The Reagan-Bush administration did whatever it could to thwart Kerry's investigation, including attempting to discredit witnesses, stonewalling the Senate when it requested evidence, and assigning the CIA to monitor Kerry's probe.
But it couldn't stop Kerry and his investigators from discovering the explosive truth: the contra war was permeated with drug traffickers who gave the contras money, weapons and equipment in exchange for help in smuggling cocaine into the United States.
Kerry also found that U.S. government agencies knew about the contra-drug connection, but turned a blind eye to the evidence in order to avoid undermining a top Reagan-Bush foreign policy initiative.
For his efforts, however, Kerry encountered either media indifference or ridicule. Reflecting the dominant attitude toward Kerry and his probe, Newsweek dubbed the Massachusetts senator a “randy conspiracy buff.”

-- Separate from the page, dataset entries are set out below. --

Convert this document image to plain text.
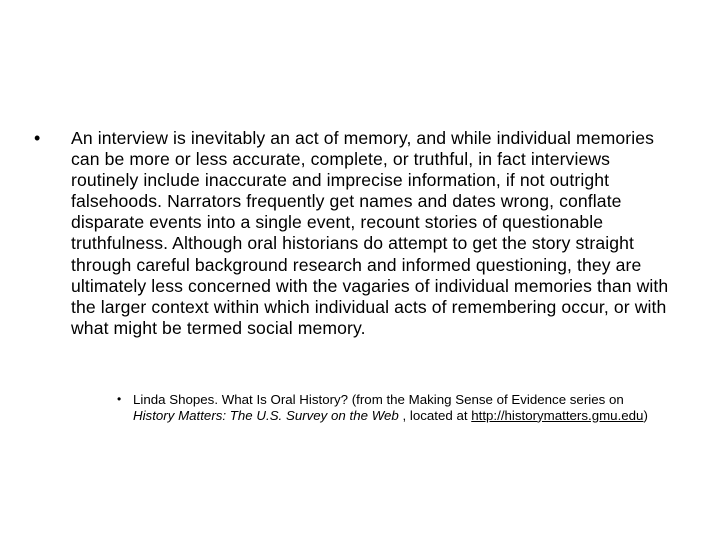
•	An interview is inevitably an act of memory, and while individual memories can be more or less accurate, complete, or truthful, in fact interviews routinely include inaccurate and imprecise information, if not outright falsehoods. Narrators frequently get names and dates wrong, conflate disparate events into a single event, recount stories of questionable truthfulness. Although oral historians do attempt to get the story straight through careful background research and informed questioning, they are ultimately less concerned with the vagaries of individual memories than with the larger context within which individual acts of remembering occur, or with what might be termed social memory.
• Linda Shopes. What Is Oral History? (from the Making Sense of Evidence series on History Matters: The U.S. Survey on the Web , located at http://historymatters.gmu.edu)
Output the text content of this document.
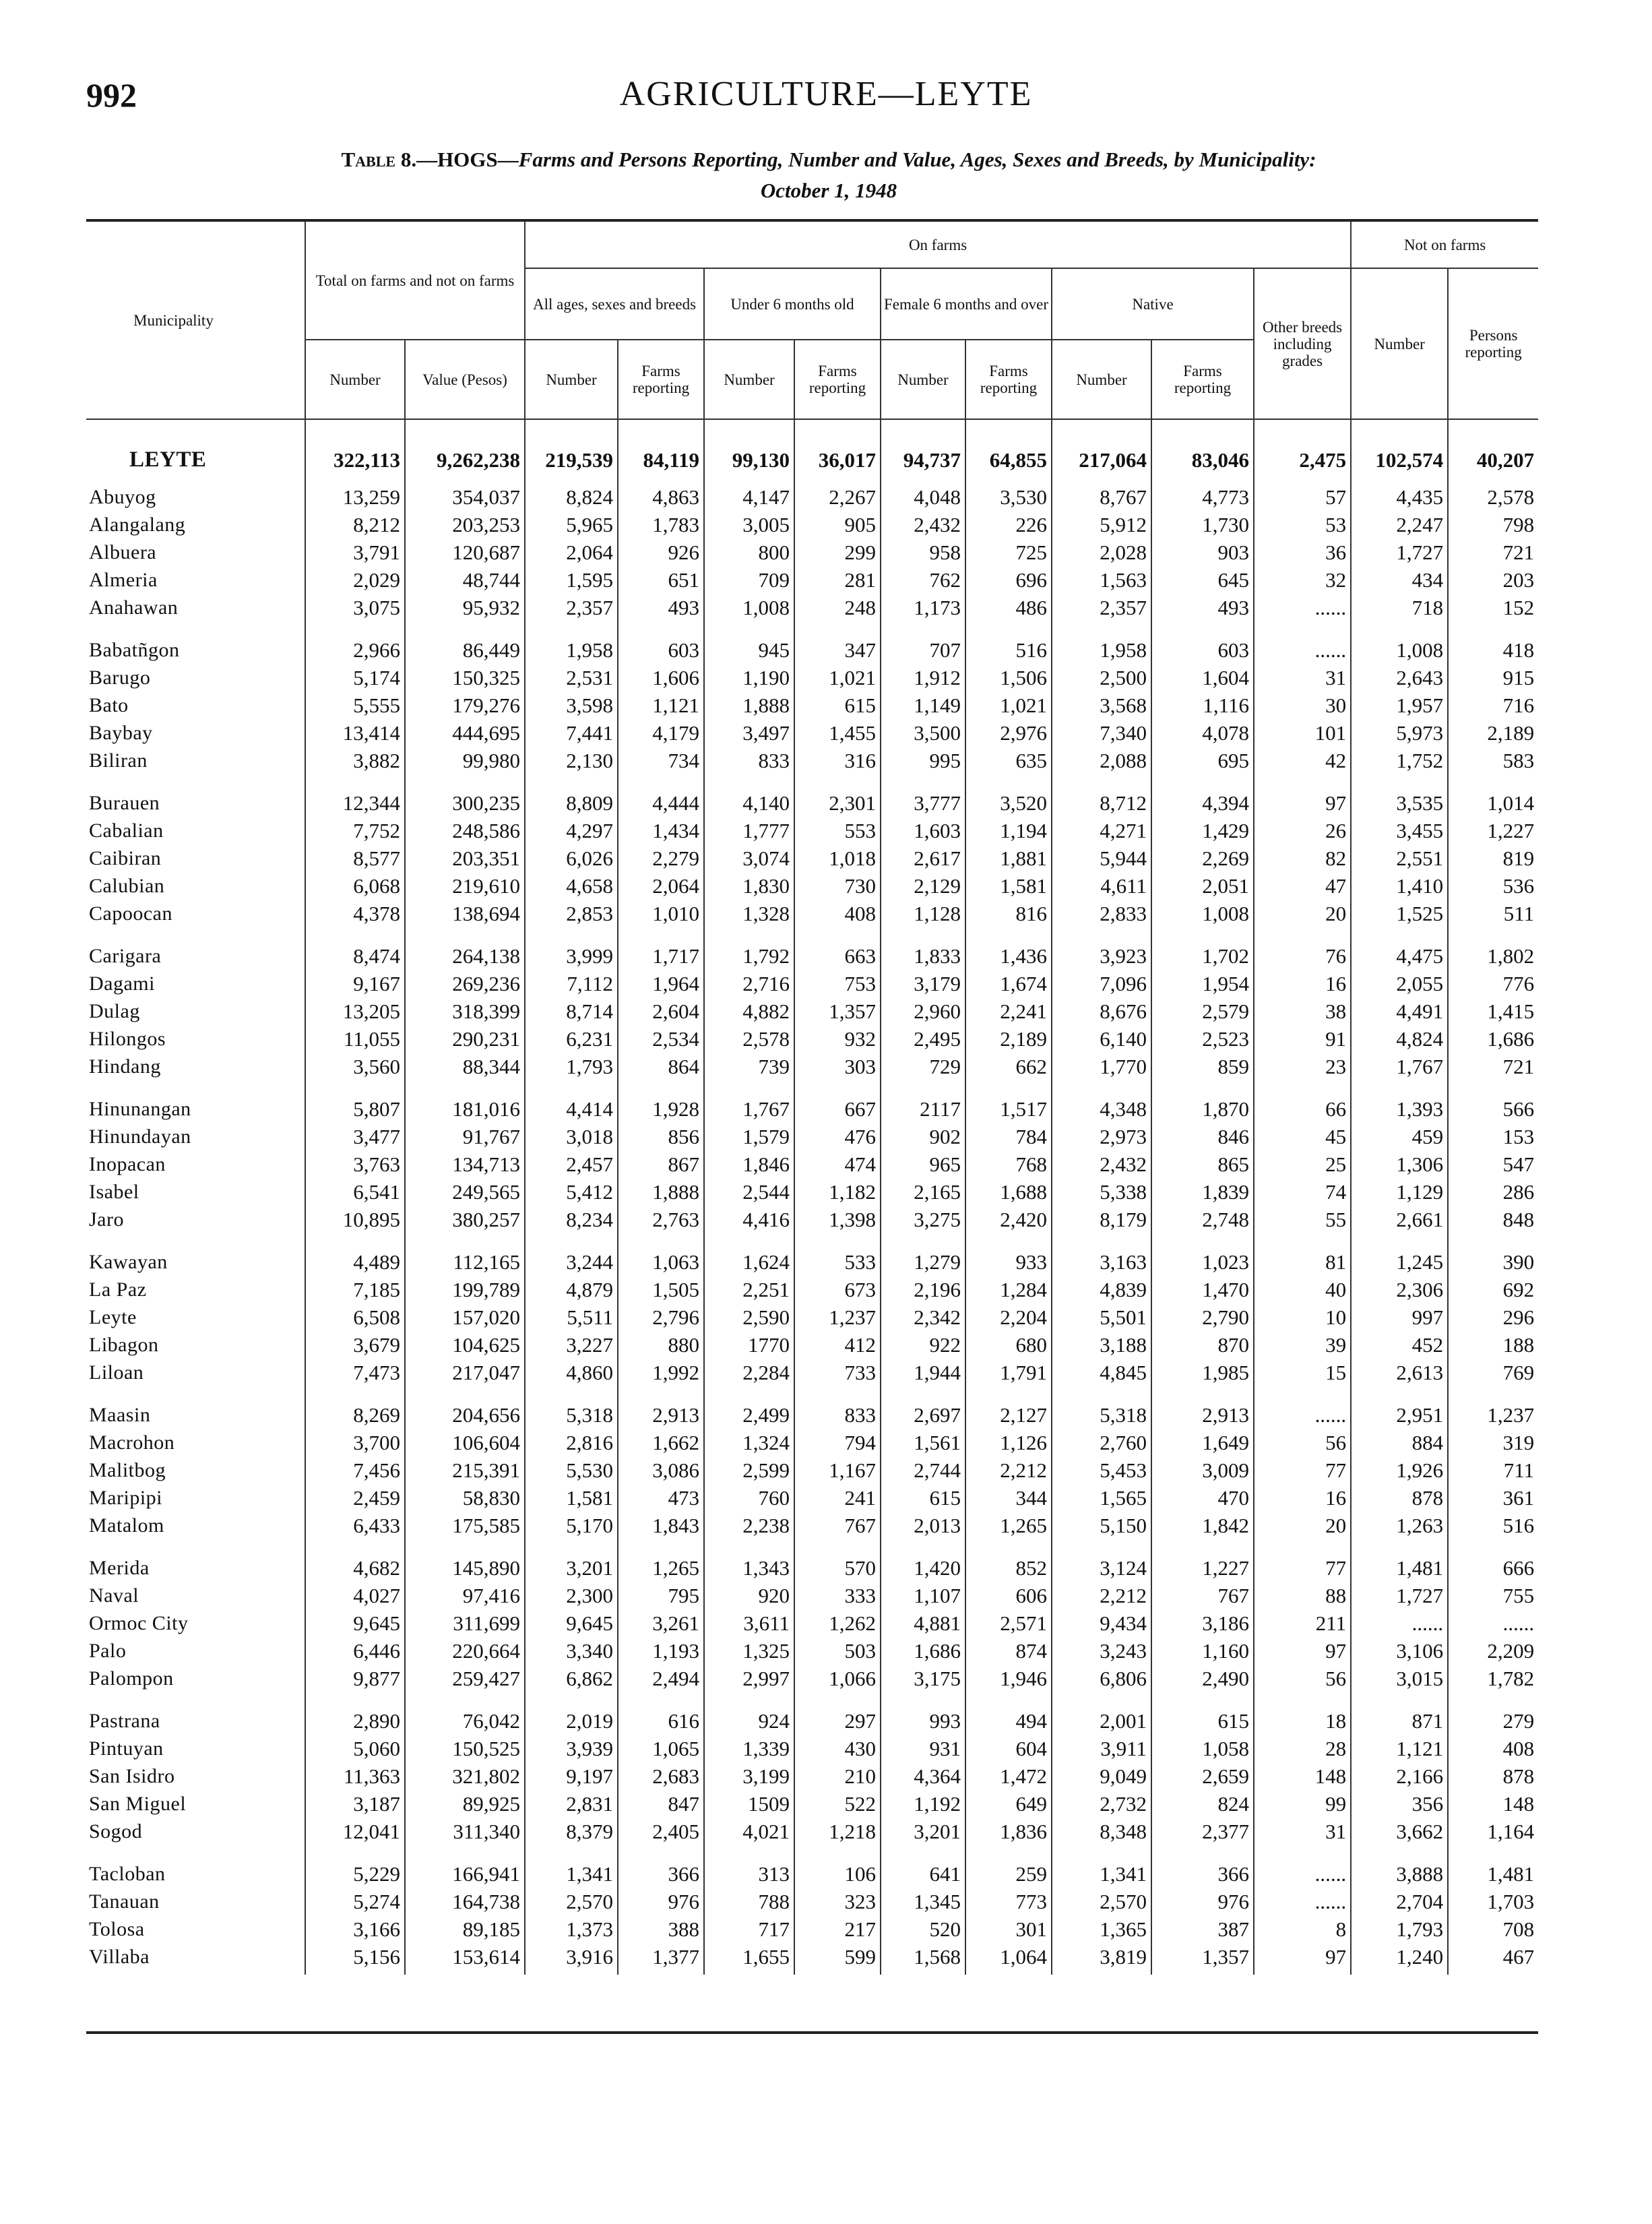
992	AGRICULTURE—LEYTE
Table 8.—HOGS—Farms and Persons Reporting, Number and Value, Ages, Sexes and Breeds, by Municipality:
October 1, 1948
Municipality	Total on farms and not on farms		On farms									Not on farms	
			All ages, sexes and breeds		Under 6 months old		Female 6 months and over		Native		Other breeds including grades	Number	Persons reporting
	Number	Value (Pesos)	Number	Farms reporting	Number	Farms reporting	Number	Farms reporting	Number	Farms reporting			

LEYTE	322,113	9,262,238	219,539	84,119	99,130	36,017	94,737	64,855	217,064	83,046	2,475	102,574	40,207
Abuyog	13,259	354,037	8,824	4,863	4,147	2,267	4,048	3,530	8,767	4,773	57	4,435	2,578
Alangalang	8,212	203,253	5,965	1,783	3,005	905	2,432	226	5,912	1,730	53	2,247	798
Albuera	3,791	120,687	2,064	926	800	299	958	725	2,028	903	36	1,727	721
Almeria	2,029	48,744	1,595	651	709	281	762	696	1,563	645	32	434	203
Anahawan	3,075	95,932	2,357	493	1,008	248	1,173	486	2,357	493	......	718	152

Babatñgon	2,966	86,449	1,958	603	945	347	707	516	1,958	603	......	1,008	418
Barugo	5,174	150,325	2,531	1,606	1,190	1,021	1,912	1,506	2,500	1,604	31	2,643	915
Bato	5,555	179,276	3,598	1,121	1,888	615	1,149	1,021	3,568	1,116	30	1,957	716
Baybay	13,414	444,695	7,441	4,179	3,497	1,455	3,500	2,976	7,340	4,078	101	5,973	2,189
Biliran	3,882	99,980	2,130	734	833	316	995	635	2,088	695	42	1,752	583

Burauen	12,344	300,235	8,809	4,444	4,140	2,301	3,777	3,520	8,712	4,394	97	3,535	1,014
Cabalian	7,752	248,586	4,297	1,434	1,777	553	1,603	1,194	4,271	1,429	26	3,455	1,227
Caibiran	8,577	203,351	6,026	2,279	3,074	1,018	2,617	1,881	5,944	2,269	82	2,551	819
Calubian	6,068	219,610	4,658	2,064	1,830	730	2,129	1,581	4,611	2,051	47	1,410	536
Capoocan	4,378	138,694	2,853	1,010	1,328	408	1,128	816	2,833	1,008	20	1,525	511

Carigara	8,474	264,138	3,999	1,717	1,792	663	1,833	1,436	3,923	1,702	76	4,475	1,802
Dagami	9,167	269,236	7,112	1,964	2,716	753	3,179	1,674	7,096	1,954	16	2,055	776
Dulag	13,205	318,399	8,714	2,604	4,882	1,357	2,960	2,241	8,676	2,579	38	4,491	1,415
Hilongos	11,055	290,231	6,231	2,534	2,578	932	2,495	2,189	6,140	2,523	91	4,824	1,686
Hindang	3,560	88,344	1,793	864	739	303	729	662	1,770	859	23	1,767	721

Hinunangan	5,807	181,016	4,414	1,928	1,767	667	2117	1,517	4,348	1,870	66	1,393	566
Hinundayan	3,477	91,767	3,018	856	1,579	476	902	784	2,973	846	45	459	153
Inopacan	3,763	134,713	2,457	867	1,846	474	965	768	2,432	865	25	1,306	547
Isabel	6,541	249,565	5,412	1,888	2,544	1,182	2,165	1,688	5,338	1,839	74	1,129	286
Jaro	10,895	380,257	8,234	2,763	4,416	1,398	3,275	2,420	8,179	2,748	55	2,661	848

Kawayan	4,489	112,165	3,244	1,063	1,624	533	1,279	933	3,163	1,023	81	1,245	390
La Paz	7,185	199,789	4,879	1,505	2,251	673	2,196	1,284	4,839	1,470	40	2,306	692
Leyte	6,508	157,020	5,511	2,796	2,590	1,237	2,342	2,204	5,501	2,790	10	997	296
Libagon	3,679	104,625	3,227	880	1770	412	922	680	3,188	870	39	452	188
Liloan	7,473	217,047	4,860	1,992	2,284	733	1,944	1,791	4,845	1,985	15	2,613	769

Maasin	8,269	204,656	5,318	2,913	2,499	833	2,697	2,127	5,318	2,913	......	2,951	1,237
Macrohon	3,700	106,604	2,816	1,662	1,324	794	1,561	1,126	2,760	1,649	56	884	319
Malitbog	7,456	215,391	5,530	3,086	2,599	1,167	2,744	2,212	5,453	3,009	77	1,926	711
Maripipi	2,459	58,830	1,581	473	760	241	615	344	1,565	470	16	878	361
Matalom	6,433	175,585	5,170	1,843	2,238	767	2,013	1,265	5,150	1,842	20	1,263	516

Merida	4,682	145,890	3,201	1,265	1,343	570	1,420	852	3,124	1,227	77	1,481	666
Naval	4,027	97,416	2,300	795	920	333	1,107	606	2,212	767	88	1,727	755
Ormoc City	9,645	311,699	9,645	3,261	3,611	1,262	4,881	2,571	9,434	3,186	211	......	......
Palo	6,446	220,664	3,340	1,193	1,325	503	1,686	874	3,243	1,160	97	3,106	2,209
Palompon	9,877	259,427	6,862	2,494	2,997	1,066	3,175	1,946	6,806	2,490	56	3,015	1,782

Pastrana	2,890	76,042	2,019	616	924	297	993	494	2,001	615	18	871	279
Pintuyan	5,060	150,525	3,939	1,065	1,339	430	931	604	3,911	1,058	28	1,121	408
San Isidro	11,363	321,802	9,197	2,683	3,199	210	4,364	1,472	9,049	2,659	148	2,166	878
San Miguel	3,187	89,925	2,831	847	1509	522	1,192	649	2,732	824	99	356	148
Sogod	12,041	311,340	8,379	2,405	4,021	1,218	3,201	1,836	8,348	2,377	31	3,662	1,164

Tacloban	5,229	166,941	1,341	366	313	106	641	259	1,341	366	......	3,888	1,481
Tanauan	5,274	164,738	2,570	976	788	323	1,345	773	2,570	976	......	2,704	1,703
Tolosa	3,166	89,185	1,373	388	717	217	520	301	1,365	387	8	1,793	708
Villaba	5,156	153,614	3,916	1,377	1,655	599	1,568	1,064	3,819	1,357	97	1,240	467
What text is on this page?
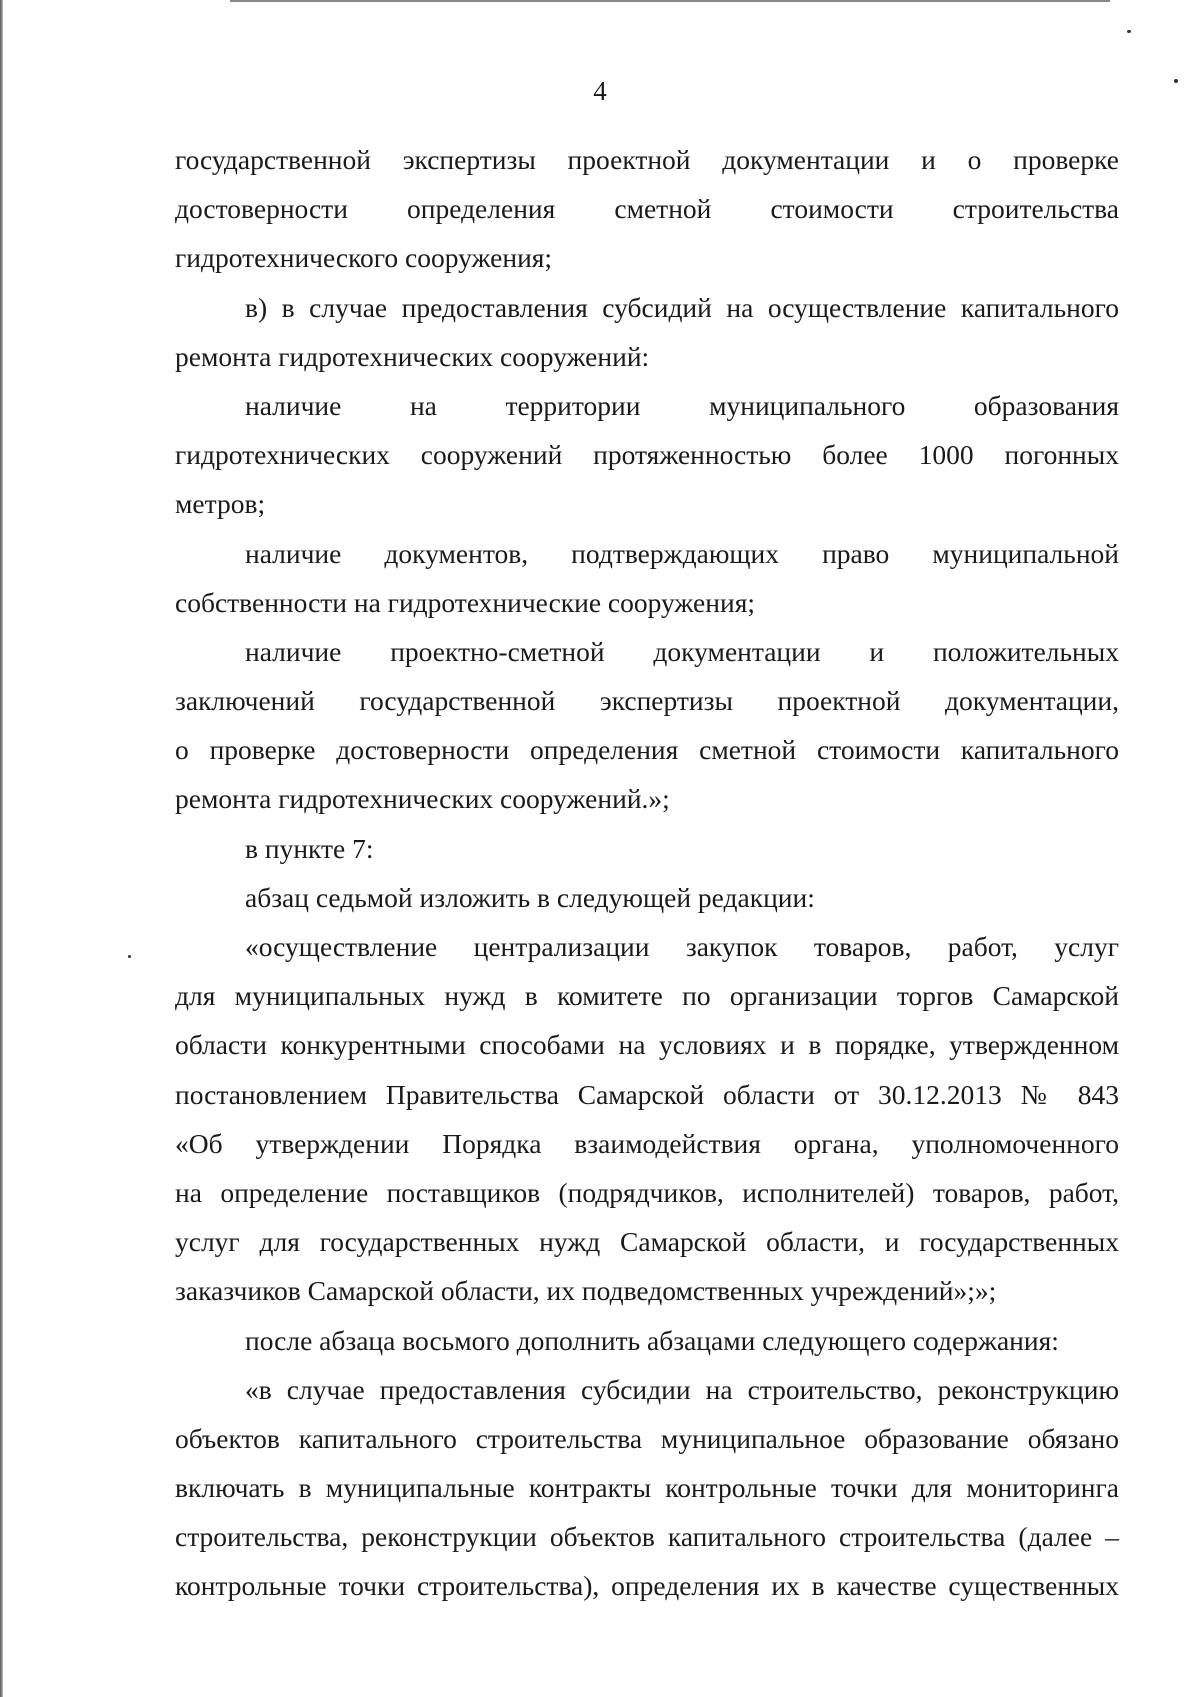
4
государственной экспертизы проектной документации и о проверке
достоверности определения сметной стоимости строительства
гидротехнического сооружения;
в) в случае предоставления субсидий на осуществление капитального
ремонта гидротехнических сооружений:
наличие на территории муниципального образования
гидротехнических сооружений протяженностью более 1000 погонных
метров;
наличие документов, подтверждающих право муниципальной
собственности на гидротехнические сооружения;
наличие проектно-сметной документации и положительных
заключений государственной экспертизы проектной документации,
о проверке достоверности определения сметной стоимости капитального
ремонта гидротехнических сооружений.»;
в пункте 7:
абзац седьмой изложить в следующей редакции:
«осуществление централизации закупок товаров, работ, услуг
для муниципальных нужд в комитете по организации торгов Самарской
области конкурентными способами на условиях и в порядке, утвержденном
постановлением Правительства Самарской области от 30.12.2013 № 843
«Об утверждении Порядка взаимодействия органа, уполномоченного
на определение поставщиков (подрядчиков, исполнителей) товаров, работ,
услуг для государственных нужд Самарской области, и государственных
заказчиков Самарской области, их подведомственных учреждений»;»;
после абзаца восьмого дополнить абзацами следующего содержания:
«в случае предоставления субсидии на строительство, реконструкцию
объектов капитального строительства муниципальное образование обязано
включать в муниципальные контракты контрольные точки для мониторинга
строительства, реконструкции объектов капитального строительства (далее –
контрольные точки строительства), определения их в качестве существенных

In the ensuing years, other confirmation of the contra-cocaine problem did pop up. During the 1991 federal drug trial of Panama’s dictator Manuel Noriega, the U.S. government called to the stand Colombian drug lord Carlos Lehder, who testified that the Medellin cartel had given $10 million to the Nicaraguan contras, a claim that one of Kerry’s witnesses had made years earlier.
For once, the Washington Post praised Kerry for his earlier investigation. “The Kerry hearings didn’t get the attention they deserved at the time,” a Post editorial said on Nov. 27, 1991 – without noting that one of the principal reasons for the neglect was the Post's own poor reporting on the scandal.